Friday, 4 April 2014

Book ~ "Blossom Street Brides" (2014) Debbie Macomber

From Goodreads ~ Wedding bells are ringing in the tight-knit community that gathers around A Good Yarn, a store in a pretty Seattle neighborhood. Knitters come to the store to buy yarn and patterns but somehow they leave richer in friendship and love.

Lauren Elliott has waited years for her long-term boyfriend, Todd, to propose, yet he seems more focused on his career than their relationship. When Lauren learns that her younger sister is pregnant before she herself even has an engagement ring, she feels overjoyed yet disheartened. Knowing she can’t put her future on hold, Lauren prepares to make a bold choice - one that leads her to a man she never dreamed she’d meet.

Newly married to her second husband, Max, Bethanne Scranton is blissfully in love. But with Max’s job in California and Bethanne’s in Seattle, their long-distance marriage is becoming difficult to maintain. To complicate matters, Bethanne’s cunning ex will do anything to win her back.

Lydia Goetz, too, is wonderfully happy with her husband, Brad, though lately she worries about the future of A Good Yarn. As she considers how to bring in business, she discovers that someone has beaten her to the punch. Baskets of yarn are mysteriously popping up all over town, with instructions to knit a scarf for charity and bring it into Lydia’s store. Never before has her shop received so much attention but who hatched this brilliant plan?

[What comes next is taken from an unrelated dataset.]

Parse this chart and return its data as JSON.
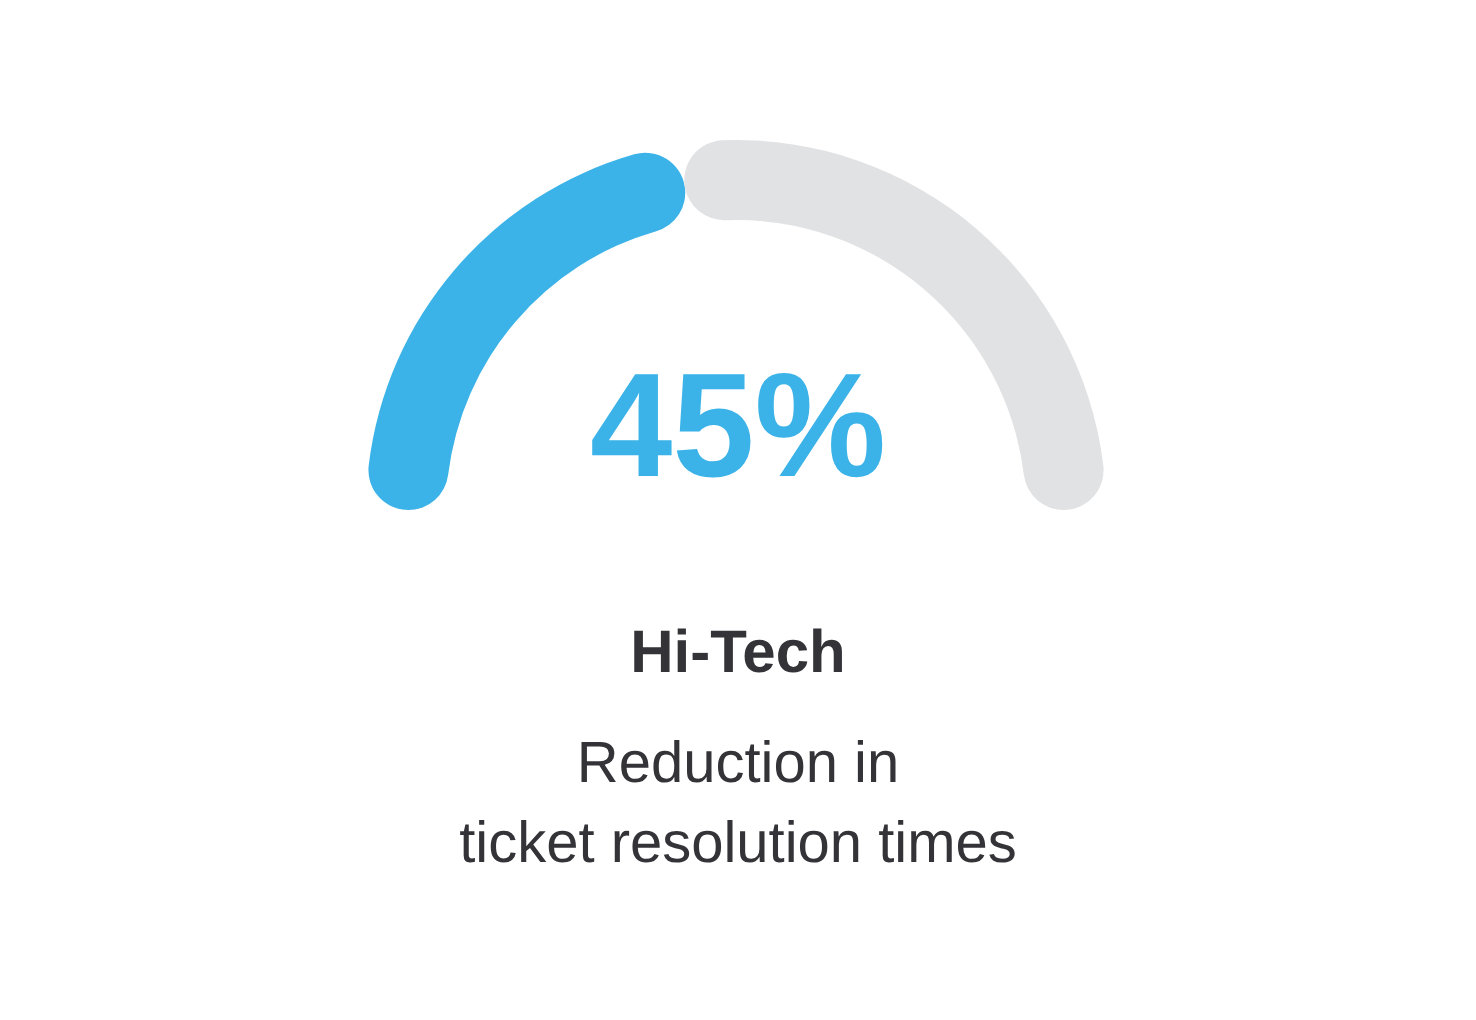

As three women’s lives intersect in unexpected ways, Lydia, Lauren, and Bethanne realize that love heals every heart, and the best surprises still lay ahead.

Lauren, Bethanne and Lydia are friends.  Lauren has been dating Todd, a TV newscaster, for a couple of years.  He's promised her that he will marry her as soon as he gets the job he has been coveting and his inheritance from his grandfather.  She is tired of waiting and when she breaks up with him, he doesn't take "no" for an answer, even when she gets involved with Rooster, Bethanne's husband's business partner.  Her boss, Elisa's 19-year-old daughter, Katie, is pregnant and Elisa is determined to do all she can to prevent Katie from going through what she did as a young teenage mother (her marriage to Garry, Katie's father, is still going strong).

Grant, Bethanne's first husband and the father of her two children, dumped her to marry someone else.  When that marriage fell apart, he assumed that Bethanne would take him back.  Despite the fact that she has moved on and married Max, Grant still holds out the hope that Bethanne will come back to him and uses their daughter, Annie, as a pawn.  It doesn't help that Max's business is in California and Bethanne's is in Seattle and they only see each other a couple weekends a month.

Lydia is married to Brad and owns a yarn store.  They are raising Casey, who they adopted as a tween, and Cody, Brad's young son from his first marriage.  Things pick up at the store when baskets of yarn are left around town, encouraging people to sit and knit for a bit.  Lydia is also dealing with her mother's health declining and Casey having nightmares.

Debbie Macomber has written over 150 romance novels and contemporary women's fiction and this is the first I've read by her.  I thought this was a nice story about friends who are there for each other.  It was great to read a book with characters who are 35 and older.  I liked the writing style, though I found some of the conversations between wives/husbands and girlfriends/boyfriends a little over the top with their talk of their love love love.  The writing is clean with just a couple hints of sexual activity so it's suitable for all readers.  I'm a knitter so enjoyed how it was woven into the story.  This is the tenth in the series but works as a stand alone because you are given a lot of background information.

For the most part, I liked the characters.  I found Lauren, Bethanne and Lydia likable along with their love interests Rooster, Max and Brad.  I didn't like Annie, Bethanne's daughter.  Though an adult, she acted like a child which I found extreme and unbelievable.  She wanted her parents to get back together as any child would but she put all the blame on Max as the reason they were apart rather than as the consequence of Grant for leaving the marriage.  And I wasn't crazy about Elise's reaction to her daughter's pregnancy.  Elise and Garry had gotten married when they were young because she was pregnant with Katie and Elise wanted something different for her daughter.  It sounded like Katie had a good head on her shoulders and Elise should have been more supportive rather than domineering.